Loui Reyes, the interim director for the School of Social Work, was among the first students from NMSU to graduate with a bachelor’s degree in social work in 1978 – the year the program earned accreditation.

“The program was a perfect fit for me,” Reyes said. “I started in the College of Business, but when I was a sophomore, I took an elective called ‘Social Work Introduction.’ The professor was just so great, and I said this is what I’m called to be. I want to work with people and for the people.”

In 1995, the college changed its name to the College of Health and Social Services under the leadership of its second dean, Virginia C. Higbie. Another major turning point followed in 2004 under the leadership of the college’s third dean, Jeffrey Brandon.

That year, after more than a decade of planning and developing, the college moved into a home of its own – a 69,000-square-foot building – at the center of campus. The opening of the Health and Social Sciences Building coincided with the college’s 25th anniversary.

“This milestone of having our first new home, and our obtaining approval to focus solely upon our three academic programs, led to our identity as a full-fledged college,” Brandon said

“It also led to valuable faculty collaboration across programs, as demonstrated by its first college-wide Southwest Center for Health Disparities Research and a similar center funded by the U.S. Health Resources and Services Administration-funded in the School of Nursing, led by Dr. Mary Hoke,” Brandon added.

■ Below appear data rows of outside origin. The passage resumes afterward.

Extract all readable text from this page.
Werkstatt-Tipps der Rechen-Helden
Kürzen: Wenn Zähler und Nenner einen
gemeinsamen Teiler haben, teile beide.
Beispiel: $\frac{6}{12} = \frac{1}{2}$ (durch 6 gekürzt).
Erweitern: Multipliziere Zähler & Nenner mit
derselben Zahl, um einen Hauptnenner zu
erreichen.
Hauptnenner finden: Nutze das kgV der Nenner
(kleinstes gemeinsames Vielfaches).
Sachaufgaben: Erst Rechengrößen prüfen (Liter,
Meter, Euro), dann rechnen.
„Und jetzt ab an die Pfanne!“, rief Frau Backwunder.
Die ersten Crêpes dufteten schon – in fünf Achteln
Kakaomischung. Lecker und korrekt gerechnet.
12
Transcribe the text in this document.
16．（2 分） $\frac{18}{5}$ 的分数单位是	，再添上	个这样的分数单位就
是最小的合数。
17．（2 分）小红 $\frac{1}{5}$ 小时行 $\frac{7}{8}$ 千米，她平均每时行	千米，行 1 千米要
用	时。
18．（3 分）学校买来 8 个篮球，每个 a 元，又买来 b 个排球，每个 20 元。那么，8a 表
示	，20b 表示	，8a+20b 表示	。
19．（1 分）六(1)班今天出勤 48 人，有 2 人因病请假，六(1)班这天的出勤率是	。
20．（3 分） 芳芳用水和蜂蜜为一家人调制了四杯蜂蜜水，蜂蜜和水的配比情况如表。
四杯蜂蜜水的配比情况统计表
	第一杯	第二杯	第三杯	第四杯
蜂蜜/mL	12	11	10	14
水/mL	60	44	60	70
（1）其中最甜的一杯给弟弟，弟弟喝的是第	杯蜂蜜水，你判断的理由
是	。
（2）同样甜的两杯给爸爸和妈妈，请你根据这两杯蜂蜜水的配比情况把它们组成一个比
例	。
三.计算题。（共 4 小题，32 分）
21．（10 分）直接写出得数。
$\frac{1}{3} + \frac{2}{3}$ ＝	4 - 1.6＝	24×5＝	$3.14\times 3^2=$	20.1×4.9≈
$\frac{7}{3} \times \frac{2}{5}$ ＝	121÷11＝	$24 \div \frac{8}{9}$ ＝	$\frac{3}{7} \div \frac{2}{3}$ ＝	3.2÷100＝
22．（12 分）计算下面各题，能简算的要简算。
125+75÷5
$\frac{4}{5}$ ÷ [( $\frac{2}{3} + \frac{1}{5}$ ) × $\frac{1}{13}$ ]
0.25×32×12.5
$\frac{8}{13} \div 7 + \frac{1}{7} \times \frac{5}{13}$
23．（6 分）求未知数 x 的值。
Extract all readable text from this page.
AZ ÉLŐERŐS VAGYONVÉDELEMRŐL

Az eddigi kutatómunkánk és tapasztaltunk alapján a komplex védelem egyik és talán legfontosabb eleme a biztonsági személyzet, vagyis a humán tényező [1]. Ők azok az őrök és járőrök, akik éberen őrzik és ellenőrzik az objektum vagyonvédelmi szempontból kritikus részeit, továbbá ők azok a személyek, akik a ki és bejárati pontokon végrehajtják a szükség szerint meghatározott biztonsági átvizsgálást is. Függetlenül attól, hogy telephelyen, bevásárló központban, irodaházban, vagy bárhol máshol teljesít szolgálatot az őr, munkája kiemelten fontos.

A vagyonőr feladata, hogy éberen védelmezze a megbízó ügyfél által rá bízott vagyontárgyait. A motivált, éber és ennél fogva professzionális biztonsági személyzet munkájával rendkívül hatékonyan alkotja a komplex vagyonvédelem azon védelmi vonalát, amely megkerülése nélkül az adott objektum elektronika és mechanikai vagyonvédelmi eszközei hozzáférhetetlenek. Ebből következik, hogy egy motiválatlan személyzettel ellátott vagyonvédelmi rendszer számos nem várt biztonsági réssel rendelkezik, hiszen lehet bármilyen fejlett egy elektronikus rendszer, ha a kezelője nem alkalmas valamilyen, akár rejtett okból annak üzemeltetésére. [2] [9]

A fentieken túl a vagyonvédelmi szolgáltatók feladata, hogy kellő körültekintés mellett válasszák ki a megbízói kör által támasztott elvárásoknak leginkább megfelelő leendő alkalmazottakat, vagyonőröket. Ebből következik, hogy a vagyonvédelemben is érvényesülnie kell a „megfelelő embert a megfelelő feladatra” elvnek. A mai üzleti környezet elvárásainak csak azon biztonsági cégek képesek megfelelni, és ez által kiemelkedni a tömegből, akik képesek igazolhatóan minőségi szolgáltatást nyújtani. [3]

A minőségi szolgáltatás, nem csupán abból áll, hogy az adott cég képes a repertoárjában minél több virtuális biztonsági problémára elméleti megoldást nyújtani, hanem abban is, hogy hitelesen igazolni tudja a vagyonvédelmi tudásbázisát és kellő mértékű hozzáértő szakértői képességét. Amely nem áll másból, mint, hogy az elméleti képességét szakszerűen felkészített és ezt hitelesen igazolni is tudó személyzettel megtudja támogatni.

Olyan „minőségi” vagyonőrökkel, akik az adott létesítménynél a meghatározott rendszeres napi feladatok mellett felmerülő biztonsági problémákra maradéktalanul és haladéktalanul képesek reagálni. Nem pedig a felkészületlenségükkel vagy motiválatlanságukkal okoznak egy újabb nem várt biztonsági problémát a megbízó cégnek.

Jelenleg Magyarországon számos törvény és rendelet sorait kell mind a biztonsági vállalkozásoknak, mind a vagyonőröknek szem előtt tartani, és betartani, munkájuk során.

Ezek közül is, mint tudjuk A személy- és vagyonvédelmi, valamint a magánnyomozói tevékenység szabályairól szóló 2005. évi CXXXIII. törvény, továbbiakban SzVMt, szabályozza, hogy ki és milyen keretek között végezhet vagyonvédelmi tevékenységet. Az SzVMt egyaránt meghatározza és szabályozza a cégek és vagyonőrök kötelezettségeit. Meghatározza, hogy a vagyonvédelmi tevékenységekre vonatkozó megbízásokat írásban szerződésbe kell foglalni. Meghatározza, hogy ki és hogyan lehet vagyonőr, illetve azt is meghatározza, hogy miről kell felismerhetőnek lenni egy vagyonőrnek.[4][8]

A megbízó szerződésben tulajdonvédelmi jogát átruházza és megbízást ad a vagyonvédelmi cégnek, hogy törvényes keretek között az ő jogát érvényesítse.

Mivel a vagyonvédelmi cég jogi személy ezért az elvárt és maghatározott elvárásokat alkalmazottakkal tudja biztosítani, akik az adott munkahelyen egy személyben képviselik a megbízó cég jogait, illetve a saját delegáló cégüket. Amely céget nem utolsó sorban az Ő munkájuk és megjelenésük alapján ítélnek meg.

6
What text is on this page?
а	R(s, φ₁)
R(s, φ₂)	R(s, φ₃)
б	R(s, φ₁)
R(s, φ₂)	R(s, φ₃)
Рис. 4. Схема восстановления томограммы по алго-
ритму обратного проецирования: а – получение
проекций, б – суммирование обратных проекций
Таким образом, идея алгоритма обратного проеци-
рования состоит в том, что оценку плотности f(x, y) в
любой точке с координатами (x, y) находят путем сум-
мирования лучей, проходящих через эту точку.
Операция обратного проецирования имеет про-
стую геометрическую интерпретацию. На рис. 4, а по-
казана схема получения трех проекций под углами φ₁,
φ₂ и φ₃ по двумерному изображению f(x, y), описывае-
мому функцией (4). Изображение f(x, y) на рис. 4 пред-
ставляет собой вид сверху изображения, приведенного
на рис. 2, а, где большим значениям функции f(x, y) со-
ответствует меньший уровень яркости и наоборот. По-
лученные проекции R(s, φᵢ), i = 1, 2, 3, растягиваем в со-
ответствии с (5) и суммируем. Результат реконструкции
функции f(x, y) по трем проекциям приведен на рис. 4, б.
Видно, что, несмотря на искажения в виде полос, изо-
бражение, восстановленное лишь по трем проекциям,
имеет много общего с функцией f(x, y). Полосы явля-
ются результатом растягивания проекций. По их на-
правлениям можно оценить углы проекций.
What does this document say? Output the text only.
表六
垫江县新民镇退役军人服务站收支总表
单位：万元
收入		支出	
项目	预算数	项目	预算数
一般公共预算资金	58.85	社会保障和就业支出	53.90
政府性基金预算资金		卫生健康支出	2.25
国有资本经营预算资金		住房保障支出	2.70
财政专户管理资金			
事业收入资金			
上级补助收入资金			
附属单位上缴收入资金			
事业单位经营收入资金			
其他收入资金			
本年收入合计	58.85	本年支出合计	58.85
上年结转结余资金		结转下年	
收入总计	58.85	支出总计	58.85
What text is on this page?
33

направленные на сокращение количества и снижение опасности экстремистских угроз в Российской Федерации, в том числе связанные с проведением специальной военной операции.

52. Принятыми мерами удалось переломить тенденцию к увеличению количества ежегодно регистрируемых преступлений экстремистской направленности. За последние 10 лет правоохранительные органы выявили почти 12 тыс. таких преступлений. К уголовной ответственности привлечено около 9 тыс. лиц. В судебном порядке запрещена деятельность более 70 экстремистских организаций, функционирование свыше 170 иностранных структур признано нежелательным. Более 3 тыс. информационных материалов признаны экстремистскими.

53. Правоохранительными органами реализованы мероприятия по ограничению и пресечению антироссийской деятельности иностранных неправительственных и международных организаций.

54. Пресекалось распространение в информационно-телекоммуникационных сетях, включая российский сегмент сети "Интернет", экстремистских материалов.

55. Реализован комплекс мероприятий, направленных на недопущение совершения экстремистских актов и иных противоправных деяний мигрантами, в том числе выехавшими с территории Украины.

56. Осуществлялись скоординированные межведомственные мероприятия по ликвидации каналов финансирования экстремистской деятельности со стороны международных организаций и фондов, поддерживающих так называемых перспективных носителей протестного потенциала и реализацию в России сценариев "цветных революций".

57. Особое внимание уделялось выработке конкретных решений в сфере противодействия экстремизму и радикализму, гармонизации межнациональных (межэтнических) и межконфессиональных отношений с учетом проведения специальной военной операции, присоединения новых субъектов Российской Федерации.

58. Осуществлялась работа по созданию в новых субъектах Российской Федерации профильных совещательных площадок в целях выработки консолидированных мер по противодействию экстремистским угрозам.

Sue Forster-Cox, professor and online coordinator in the Department of Public Health Sciences, said, “It wasn’t until we got into that building, under one roof, that we felt like a college.”

Before the building opened, CHSS had its three departments scattered throughout campus.

Rao recalled having an office in Breland Hall and conducting class in the activity center when she joined CHSS in 1996. When Forster-Cox started working for the college in 2002, she said her office was based in the Academic Research Building complex, where public health students shared one classroom. And for years, the nursing lab, now housed in the state-of-the-art Skills and Simulation Center, was in the basement of Breland Hall.

“We had a small lab made of donated equipment, and we would put together laboratory experiences for students,” said former nursing professor Karen Hand, who retired from NMSU in 2017 after a 28-year career in the School of Nursing. “Now, there’s a new lab, which is amazing. The scenarios will adapt as students make decisions in the lab.”

In the decades since its founding, CHSS has experienced steady growth in student enrollment, thanks to distance and online education, as well as the addition of innovative programs, including graduate programs in social work and public health and a Ph.D. program in nursing.

“We have been one of the most resilient colleges at NMSU,” Rao said. “We’ve gone through ups and downs, but we’ve always believed in ourselves and tried to make a difference in our communities and with our students.”

To celebrate its success, CHSS will host a 40th-anniversary dinner from 5:30-8 p.m. Thursday, Oct. 3, at the Las Cruces Convention Center, 680 E. University Ave.

It will then host a breakfast for faculty, alumni and friends from 9:30-11 a.m. Friday, Oct. 4, at Traders Plaza between the HSS Building and Business Complex. Afterward, students will give tours of the HSS Building from 11 a.m.-noon.

Later that afternoon, Debra Hagler, a two-time CHSS graduate and the college’s 2019 Distinguished Alumni Award recipient, will speak from 4-5 p.m. in the HSS Auditorium, Room 101A.